Erdoğan, Almanya ziyareti öncesi yaptığı açıklamada Gülen cemaatinin faaliyetlerini şöyle tanımladı. “Devlet içinde böyle bir yapılanma bizim beka meselemiz haline gelmiştir, buna izin verilemez, dolayısıyla gereği neyse yapılacaktır.”
Açıklama üç nedenden önemli. Birincisi, bundan böyle konunun hükümet katında “güvenlik” açısından ele alınacağının ilanıdır. İkincisi, tehdit sınıflandırmasında cemaatin faaliyetleri en tepelerde yer almaktadır. Üçüncüsü, Erdoğan bu konuda kararlıdır.
Cemaat, hükümet için bir “güvenlik” sorunu ise bu durumda karakterinin, yapısının, güçlü ve zayıf yönlerinin iyi anlaşılması gerekir. Çünkü cemaat alışılagelmiş yapılardan çok farklı özelliklere sahip. Yanlış teşhis, stratejiler ve uygulamaların öngörülemeyen çıktıları olabilir.
O halde cemaati hükümet nezdinde müttefiklikten beka sorununa dönüştüren nedenleri anlamalı. Bunun için yapısal özelliklerine ve tarihine yakından bakmak gerekir.
Küreselleşen örgütlerin kaderi
Cemaat dünyaya açılınca, diğer zamane örgütler gibi küreselleşmenin etkisine maruz kaldı. Dini karakteri mutasyona uğradı. Dini bir örgüt olarak başladığı bu yolculuğu esnasında siyasi sınırların geçirgenliğini, demokrasi, serbest piyasanın ve dijital dünyanın fırsat alanlarını, gücünü keşfetti. Küresel ölçekte ilişkiler ve ittifaklar kurdu. Bütün bunları sıradan bireyin asla tek başına kullanamayacağı şekilde avantaja çevirdi. Bu durumu sürdürebilme güdüsüyle de “siyasi” güç elde etmeye girişti. Öte yandan başlangıçta avantaj olan uluslararası ilişkiler zamanla kendi “bekasını” etkileyecek yükümlülükler getirmeye başladı.
Kontrolsüz büyümenin önlenemez sonuçları
Cemaatin diğer “talihsizliği” hızla yatay ve dikey büyümedir. AKP iktidarında değişen ekonomik, politik, psikolojik eko sistem onun kontrolsüz ve hormonlu büyümesini sağladı. Bu durum örgütün içinde ve ilişkilerinde bir dizi soruna yol açtı.
Birincisi, nicelik artarken nitelik azalmaya başladı. Taraftar artarken, kalite ve cemaate giriş nedenleri çeşitlendi.

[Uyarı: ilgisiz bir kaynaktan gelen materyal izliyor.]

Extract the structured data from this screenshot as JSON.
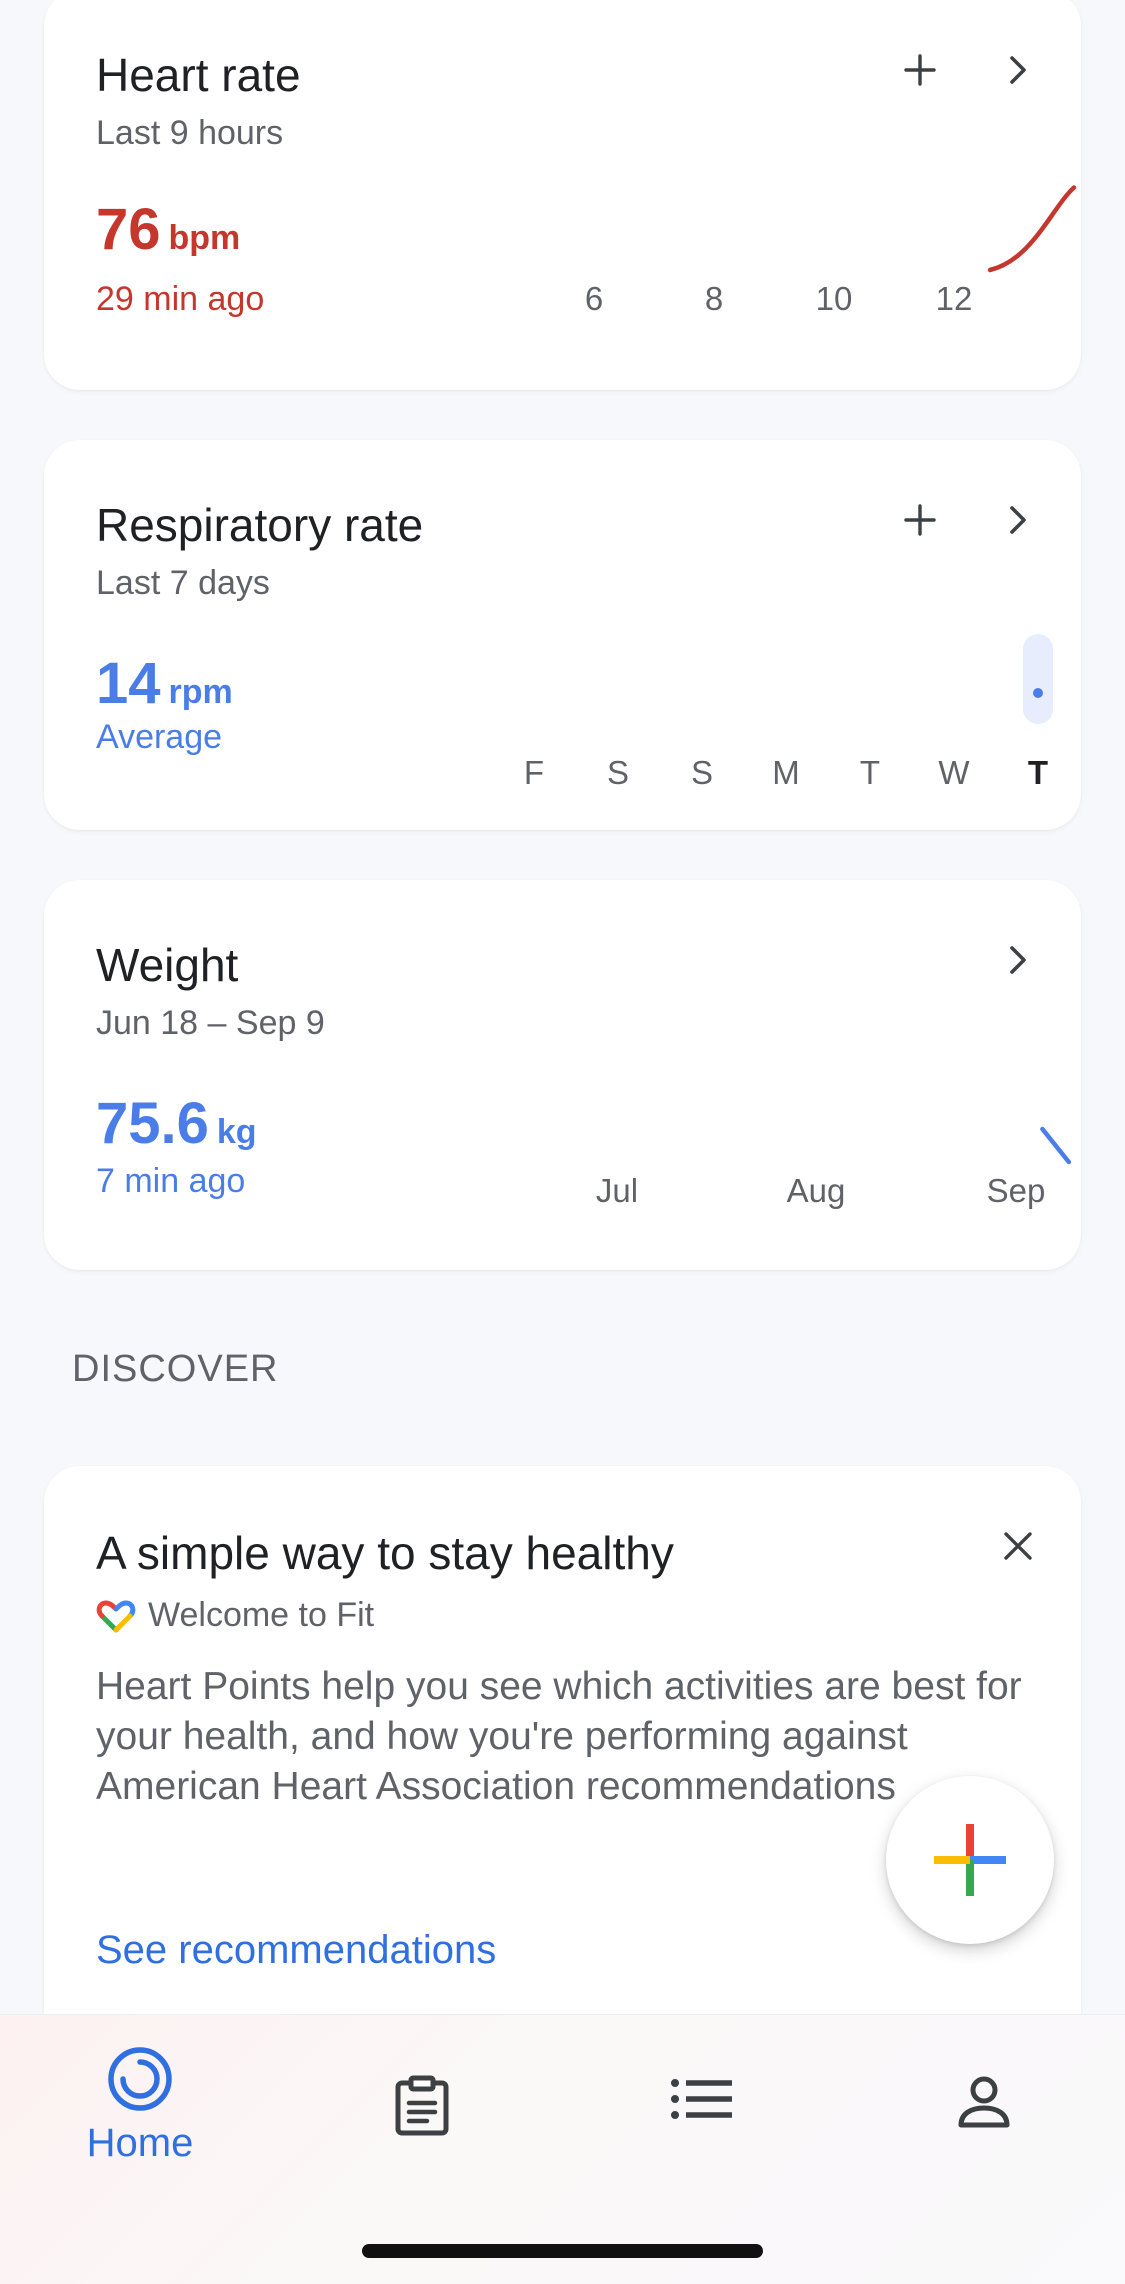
{
  "heart_rate": {
    "title": "Heart rate",
    "subtitle": "Last 9 hours",
    "value": "76",
    "unit": "bpm",
    "time_ago": "29 min ago",
    "add_icon": "plus-icon",
    "open_icon": "chevron-right-icon",
    "color": "#c5372c"
  },
  "respiratory_rate": {
    "title": "Respiratory rate",
    "subtitle": "Last 7 days",
    "value": "14",
    "unit": "rpm",
    "caption": "Average",
    "add_icon": "plus-icon",
    "open_icon": "chevron-right-icon",
    "color": "#4a7de8"
  },
  "weight": {
    "title": "Weight",
    "subtitle": "Jun 18 – Sep 9",
    "value": "75.6",
    "unit": "kg",
    "time_ago": "7 min ago",
    "open_icon": "chevron-right-icon",
    "color": "#4a7de8"
  },
  "chart_data": [
    {
      "type": "line",
      "x_ticks": [
        "6",
        "8",
        "10",
        "12"
      ],
      "x": [
        12.6,
        14.0
      ],
      "values": [
        62,
        84
      ],
      "xlim": [
        5,
        14
      ],
      "color": "#c5372c"
    },
    {
      "type": "scatter",
      "categories": [
        "F",
        "S",
        "S",
        "M",
        "T",
        "W",
        "T"
      ],
      "values": [
        null,
        null,
        null,
        null,
        null,
        null,
        14
      ],
      "highlighted_index": 6,
      "color": "#4a7de8"
    },
    {
      "type": "line",
      "x_ticks": [
        "Jul",
        "Aug",
        "Sep"
      ],
      "x": [
        "Sep 5",
        "Sep 9"
      ],
      "values": [
        75.9,
        75.6
      ],
      "color": "#4a7de8"
    }
  ],
  "discover": {
    "heading": "DISCOVER",
    "card": {
      "title": "A simple way to stay healthy",
      "brand_icon": "google-fit-heart-logo-icon",
      "brand": "Welcome to Fit",
      "body": "Heart Points help you see which activities are best for your health, and how you're performing against American Heart Association recommendations",
      "link": "See recommendations",
      "close_icon": "close-icon"
    }
  },
  "fab": {
    "icon": "multicolor-plus-icon"
  },
  "nav": {
    "items": [
      {
        "label": "Home",
        "icon": "home-ring-icon",
        "active": true
      },
      {
        "icon": "journal-clipboard-icon"
      },
      {
        "icon": "browse-list-icon"
      },
      {
        "icon": "profile-person-icon"
      }
    ],
    "active_color": "#2f6fe0"
  }
}
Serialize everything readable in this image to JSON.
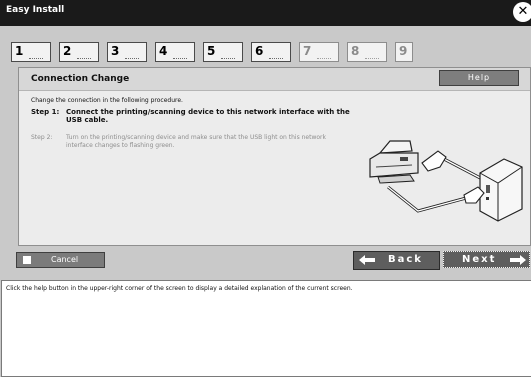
{
  "window": {
    "title": "Easy Install"
  },
  "steps": [
    {
      "num": "1",
      "active": true
    },
    {
      "num": "2",
      "active": true
    },
    {
      "num": "3",
      "active": true
    },
    {
      "num": "4",
      "active": true
    },
    {
      "num": "5",
      "active": true
    },
    {
      "num": "6",
      "active": true
    },
    {
      "num": "7",
      "active": false
    },
    {
      "num": "8",
      "active": false
    },
    {
      "num": "9",
      "active": false
    }
  ],
  "panel": {
    "title": "Connection Change",
    "help_label": "Help",
    "intro": "Change the connection in the following procedure.",
    "step1_label": "Step 1:",
    "step1_text": "Connect the printing/scanning device to this network interface with the USB cable.",
    "step2_label": "Step 2:",
    "step2_text": "Turn on the printing/scanning device and make sure that the USB light on this network interface changes to flashing green."
  },
  "buttons": {
    "cancel": "Cancel",
    "back": "Back",
    "next": "Next"
  },
  "info": {
    "text": "Click the help button in the upper-right corner of the screen to display a detailed explanation of the current screen."
  },
  "colors": {
    "titlebar": "#1a1a1a",
    "background": "#c9c9c9",
    "panel": "#ececec",
    "button": "#5e5e5e"
  }
}
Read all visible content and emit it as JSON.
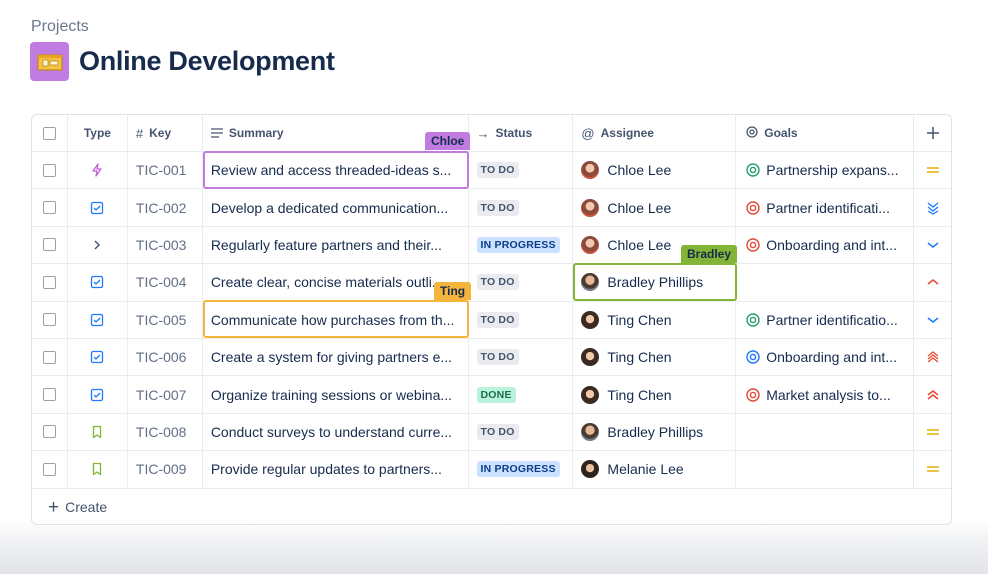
{
  "breadcrumb": "Projects",
  "title": "Online Development",
  "colors": {
    "project_icon": "#c07ce0",
    "chloe_cursor": "#c07ce0",
    "bradley_cursor": "#82b536",
    "ting_cursor": "#f5b43c",
    "priority_medium": "#e2b203",
    "priority_low": "#1d7afc",
    "priority_high": "#e34935"
  },
  "columns": {
    "type": "Type",
    "key": "Key",
    "summary": "Summary",
    "status": "Status",
    "assignee": "Assignee",
    "goals": "Goals"
  },
  "cursors": {
    "chloe": "Chloe",
    "bradley": "Bradley",
    "ting": "Ting"
  },
  "rows": [
    {
      "type": "lightning-icon",
      "key": "TIC-001",
      "summary": "Review and access threaded-ideas s...",
      "status": "TO DO",
      "assignee": "Chloe Lee",
      "goal": "Partnership expans...",
      "goal_color": "#22a06b",
      "priority": "medium"
    },
    {
      "type": "task-icon",
      "key": "TIC-002",
      "summary": "Develop a dedicated communication...",
      "status": "TO DO",
      "assignee": "Chloe Lee",
      "goal": "Partner identificati...",
      "goal_color": "#e34935",
      "priority": "lowest"
    },
    {
      "type": "chevron-right-icon",
      "key": "TIC-003",
      "summary": "Regularly feature partners and their...",
      "status": "IN PROGRESS",
      "assignee": "Chloe Lee",
      "goal": "Onboarding and int...",
      "goal_color": "#e34935",
      "priority": "low"
    },
    {
      "type": "task-icon",
      "key": "TIC-004",
      "summary": "Create clear, concise materials outli...",
      "status": "TO DO",
      "assignee": "Bradley Phillips",
      "goal": "",
      "goal_color": "",
      "priority": "high"
    },
    {
      "type": "task-icon",
      "key": "TIC-005",
      "summary": "Communicate how purchases from th...",
      "status": "TO DO",
      "assignee": "Ting Chen",
      "goal": "Partner identificatio...",
      "goal_color": "#22a06b",
      "priority": "low"
    },
    {
      "type": "task-icon",
      "key": "TIC-006",
      "summary": "Create a system for giving partners e...",
      "status": "TO DO",
      "assignee": "Ting Chen",
      "goal": "Onboarding and int...",
      "goal_color": "#1d7afc",
      "priority": "highest"
    },
    {
      "type": "task-icon",
      "key": "TIC-007",
      "summary": "Organize training sessions or webina...",
      "status": "DONE",
      "assignee": "Ting Chen",
      "goal": "Market analysis to...",
      "goal_color": "#e34935",
      "priority": "higher"
    },
    {
      "type": "story-icon",
      "key": "TIC-008",
      "summary": "Conduct surveys to understand curre...",
      "status": "TO DO",
      "assignee": "Bradley Phillips",
      "goal": "",
      "goal_color": "",
      "priority": "medium"
    },
    {
      "type": "story-icon",
      "key": "TIC-009",
      "summary": "Provide regular updates to partners...",
      "status": "IN PROGRESS",
      "assignee": "Melanie Lee",
      "goal": "",
      "goal_color": "",
      "priority": "medium"
    }
  ],
  "create_label": "Create"
}
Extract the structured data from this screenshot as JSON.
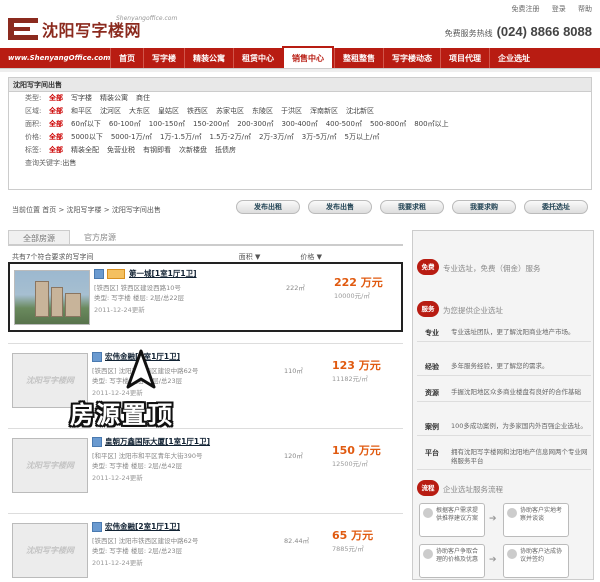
{
  "toplinks": [
    "免费注册",
    "登录",
    "帮助"
  ],
  "logo": {
    "title": "沈阳写字楼网",
    "domain": "Shenyangoffice.com"
  },
  "hotline": {
    "label": "免费服务热线",
    "number": "(024) 8866 8088"
  },
  "nav": {
    "domain": "www.ShenyangOffice.com",
    "items": [
      {
        "label": "首页"
      },
      {
        "label": "写字楼"
      },
      {
        "label": "精装公寓"
      },
      {
        "label": "租赁中心"
      },
      {
        "label": "销售中心",
        "active": true
      },
      {
        "label": "整租整售"
      },
      {
        "label": "写字楼动态"
      },
      {
        "label": "项目代理"
      },
      {
        "label": "企业选址"
      }
    ]
  },
  "filter": {
    "title": "沈阳写字间出售",
    "rows": [
      {
        "label": "类型:",
        "options": [
          "全部",
          "写字楼",
          "精装公寓",
          "商住"
        ]
      },
      {
        "label": "区域:",
        "options": [
          "全部",
          "和平区",
          "沈河区",
          "大东区",
          "皇姑区",
          "铁西区",
          "苏家屯区",
          "东陵区",
          "于洪区",
          "浑南新区",
          "沈北新区"
        ]
      },
      {
        "label": "面积:",
        "options": [
          "全部",
          "60㎡以下",
          "60-100㎡",
          "100-150㎡",
          "150-200㎡",
          "200-300㎡",
          "300-400㎡",
          "400-500㎡",
          "500-800㎡",
          "800㎡以上"
        ]
      },
      {
        "label": "价格:",
        "options": [
          "全部",
          "5000以下",
          "5000-1万/㎡",
          "1万-1.5万/㎡",
          "1.5万-2万/㎡",
          "2万-3万/㎡",
          "3万-5万/㎡",
          "5万以上/㎡"
        ]
      },
      {
        "label": "标签:",
        "options": [
          "全部",
          "精装全配",
          "免营业税",
          "有钢即看",
          "次新楼盘",
          "抵债房"
        ]
      },
      {
        "label": "查询关键字:",
        "options": [
          "出售"
        ]
      }
    ]
  },
  "breadcrumb": "当前位置 首页 > 沈阳写字楼 > 沈阳写字间出售",
  "action_buttons": [
    "发布出租",
    "发布出售",
    "我要求租",
    "我要求购",
    "委托选址"
  ],
  "tabs": [
    "全部房源",
    "官方房源"
  ],
  "list": {
    "summary": "共有7个符合要求的写字间",
    "sort_area": "面积",
    "sort_price": "价格",
    "items": [
      {
        "name": "第一城[1室1厅1卫]",
        "addr": "[铁西区] 铁西区建设西路10号",
        "type": "类型: 写字楼  楼层: 2层/总22层",
        "date": "2011-12-24更新",
        "area": "222㎡",
        "price": "222 万元",
        "unit": "10000元/㎡"
      },
      {
        "name": "宏伟金融[1室1厅1卫]",
        "addr": "[铁西区] 沈阳市铁西区建设中路62号",
        "type": "类型: 写字楼  楼层: 2层/总23层",
        "date": "2011-12-24更新",
        "area": "110㎡",
        "price": "123 万元",
        "unit": "11182元/㎡"
      },
      {
        "name": "皇朝万鑫国际大厦[1室1厅1卫]",
        "addr": "[和平区] 沈阳市和平区青年大街390号",
        "type": "类型: 写字楼  楼层: 2层/总42层",
        "date": "2011-12-24更新",
        "area": "120㎡",
        "price": "150 万元",
        "unit": "12500元/㎡"
      },
      {
        "name": "宏伟金融[2室1厅1卫]",
        "addr": "[铁西区] 沈阳市铁西区建设中路62号",
        "type": "类型: 写字楼  楼层: 2层/总23层",
        "date": "2011-12-24更新",
        "area": "82.44㎡",
        "price": "65 万元",
        "unit": "7885元/㎡"
      }
    ],
    "placeholder_logo": "沈阳写字楼网"
  },
  "annotation": "房源置顶",
  "sidebar": {
    "free": {
      "badge": "免费",
      "title": "专业选址，免费（佣金）服务"
    },
    "service": {
      "badge": "服务",
      "title": "为您提供企业选址"
    },
    "rows": [
      {
        "k": "专业",
        "v": "专业选址团队，更了解沈阳商业地产市场。"
      },
      {
        "k": "经验",
        "v": "多年服务经验，更了解您的需求。"
      },
      {
        "k": "资源",
        "v": "手握沈阳地区众多商业楼盘有良好的合作基础"
      },
      {
        "k": "案例",
        "v": "100多成功案例，为多家国内外百强企业选址。"
      },
      {
        "k": "平台",
        "v": "拥有沈阳写字楼网和沈阳地产信息网两个专业网络服务平台"
      }
    ],
    "process": {
      "badge": "流程",
      "title": "企业选址服务流程"
    },
    "steps": [
      "根据客户需求提供推荐建议方案",
      "协助客户实地考察并谈谈",
      "协助客户争取合理的价格及优惠",
      "协助客户达成协议并签约"
    ]
  }
}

İkincisi, faaliyetlerin sektörel genişlemesidir. Cemaat zamanla ekonomiden medyaya, bürokrasiden, diplomasiye, yargıdan istihbarata kadar çeşitli alanlarda etkili oldu. Bu genişleme bir dizi sorunu da beraberinde getirdi. En dramatik olanı ise dini bir hareketin kamuoyu önündeki görünür yüzünün, polis, istihbarat, savcılık gibi işi gereği “kriminal” faaliyetler olan meslekler olmasıdır. Sonuçta cemaat toplumsal algıda “polis” ile özdeşleşti. Operasyonların medyatik boyutu nedeniyle de “polis kültürü” cemaat kültürüne baskın çıktı.
Üçüncüsü, cemaatin az sayıda üyesi varken işe yarayan yönetim ilkeleri, taktikleri ve denetim mekanizmaları ağ genişledikçe işlevsiz hale geldi, geleneksel merkezi kontrol kayboldu. Yerel yapılar otonomi kazandı, lider ile iletişim koptu ya da zayıfladı.
Dördüncüsü, AKP iktidarına kadar “gizli” hareket eden ve gizliliğin sağladığı “korunma” avantajlarını kullanan örgüt, güç elde ettikçe görünür hale geldi. Her ne kadar şimdilerde de örgüt sınırları belli olmasa da çekirdek ve coğrafi merkezi açığa çıktı.
Hükümetin gelişmeleri “beka sorunu” olarak tanımlaması, Cemaati kuşatan yerel eko sistemin yine değişeceğini gösteriyor. Her ne kadar cemaat küresel bir organizasyon olsa da, son tahlilde bu topraklar olmadan kendisi de ciddi bir “beka” sorunu karşı karşıya kalabilir. Özellikle de içeride “meşruiyeti” tartışılmaya başlanınca.